Awal mula kedatangan Syeikh Subakir ke tanah Jawa disambut tidak dengan ramah, bahkan ajaran yang dibawanya ditolak mentah-mentah oleh masyarakat Jawa. Lalu, Syeikh Subakir pun memutuskan untuk kembali ke tanah asalnya dan mencari petunjuk dengan cara tirakat di makam Nabi Muhammad SAW.
Dalam tirakatnya, Syeikh Subakir mimpi bertemu Nabi Muhammad, dan diberi petuah agar pada saat memasuki tanah Jawa membaca beberapa ayat dari al-Quran, yakni surat al-Hasyr 21-24. Saat itu, kehidupan masyarakat Jawa masih sangat kental dengan warisan nenek moyangnya berupa kepercayaan animisme dan dinamisme, bahkan pernah dikenal sebagai masyarakat kanibal. Sampai saat ini pun, ayat yang digunakan Syeikh Subakir tersebut dipercayai mampu mengusir jin, karena kandungan mukjizat yang terdapat di dalamnya.
Lalu, Islam di Jawa disebarkan oleh para sunan, diambil dari kata susuhunan yang berarti orang yang diagungkan.
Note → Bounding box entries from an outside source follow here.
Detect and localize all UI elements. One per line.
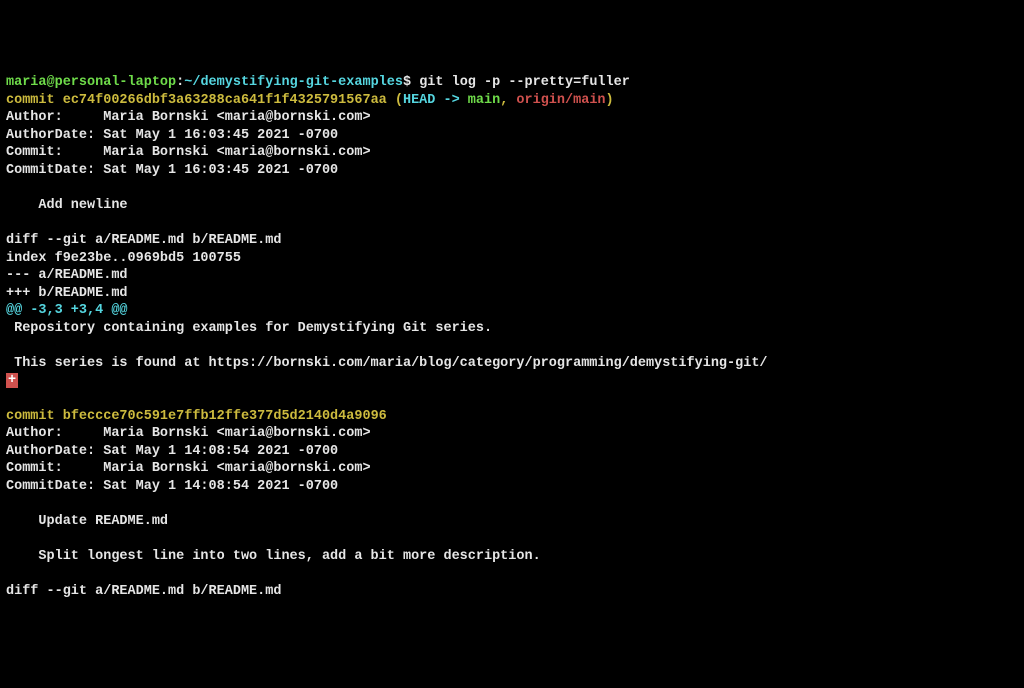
- hunk-header: @@ -3,3 +3,4 @@: [6, 303, 128, 318]
- prompt-user: maria@personal-laptop: [6, 75, 176, 90]
- prompt-command: git log -p --pretty=fuller: [419, 75, 630, 90]
- diff-context: This series is found at https://bornski.…: [6, 356, 768, 371]
- branch-origin: origin/main: [516, 93, 605, 108]
- commit-hash: bfeccce70c591e7ffb12ffe377d5d2140d4a9096: [63, 409, 387, 424]
- blank-line: [6, 390, 1018, 408]
- commitdate-line: CommitDate: Sat May 1 14:08:54 2021 -070…: [6, 479, 338, 494]
- author-line: Author: Maria Bornski <maria@bornski.com…: [6, 110, 371, 125]
- diff-minus-file: --- a/README.md: [6, 268, 128, 283]
- diff-command: diff --git a/README.md b/README.md: [6, 233, 281, 248]
- diff-command: diff --git a/README.md b/README.md: [6, 584, 281, 599]
- blank-line: [6, 495, 1018, 513]
- branch-main: main: [468, 93, 500, 108]
- head-ref: HEAD ->: [403, 93, 468, 108]
- commit-message: Add newline: [6, 198, 128, 213]
- authordate-line: AuthorDate: Sat May 1 16:03:45 2021 -070…: [6, 128, 338, 143]
- commit-prefix: commit: [6, 93, 63, 108]
- blank-line: [6, 179, 1018, 197]
- authordate-line: AuthorDate: Sat May 1 14:08:54 2021 -070…: [6, 444, 338, 459]
- commit-prefix: commit: [6, 409, 63, 424]
- commit-message-body: Split longest line into two lines, add a…: [6, 549, 541, 564]
- commit-message: Update README.md: [6, 514, 168, 529]
- prompt-dollar: $: [403, 75, 419, 90]
- blank-line: [6, 566, 1018, 584]
- terminal-output[interactable]: maria@personal-laptop:~/demystifying-git…: [6, 74, 1018, 600]
- diff-context: Repository containing examples for Demys…: [6, 321, 492, 336]
- blank-line: [6, 530, 1018, 548]
- paren-open: (: [395, 93, 403, 108]
- blank-line: [6, 337, 1018, 355]
- commitdate-line: CommitDate: Sat May 1 16:03:45 2021 -070…: [6, 163, 338, 178]
- diff-added-line: +: [6, 373, 18, 388]
- blank-line: [6, 215, 1018, 233]
- prompt-path: ~/demystifying-git-examples: [184, 75, 403, 90]
- comma: ,: [500, 93, 516, 108]
- commit-line: Commit: Maria Bornski <maria@bornski.com…: [6, 461, 371, 476]
- commit-header-1: commit ec74f00266dbf3a63288ca641f1f43257…: [6, 93, 614, 108]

Para sunan dalam menyebarkan Islam tidak serta merta langsung mengajak untuk berpindah agama secara eksplisit, akan tetapi harus dengan cara implisit, perlahan-lahan dengan menanamkan substansi dari ajaran Islam ke dalam kehidupan sehari-hari masyarakat Jawa.
Karena masyarakat Jawa sarat dengan pengamalan kebudayaan, maka para sunan pun mencari celah-celah di mana dapat dimasukkan unsur-unsur ajaran Islam. Contoh yang paling simpel adalah metode yang digunakan oleh Sunan Kalijaga, yakni dengan membuat lagu-lagu yang menyimpan makna begitu dalam, seperti lagu Sluku-Sluku Bathok, E Dhayohe Teka, dan Cublak-Cublak Suweng.
Sunan Kalijaga pun juga memasukkan unsur-unsur Islam ke dalam dunia pewayangan, misal Semar yang dikenal sebagai tokoh wayang yang bertugas memayu hayuning bawana. Ternyata nama Semar diambil dari kata simaar atau mismar yang artinya paku. Paku itu alat yang digunakan untuk mengokohkan barang agar tegak, kokoh, tidak goyah. Semar juga memiliki nama lain, yakni Ismaya, yang dalam bahasa Arab berarti asma-Ku, simbol dari kemantapan dan keteguhan.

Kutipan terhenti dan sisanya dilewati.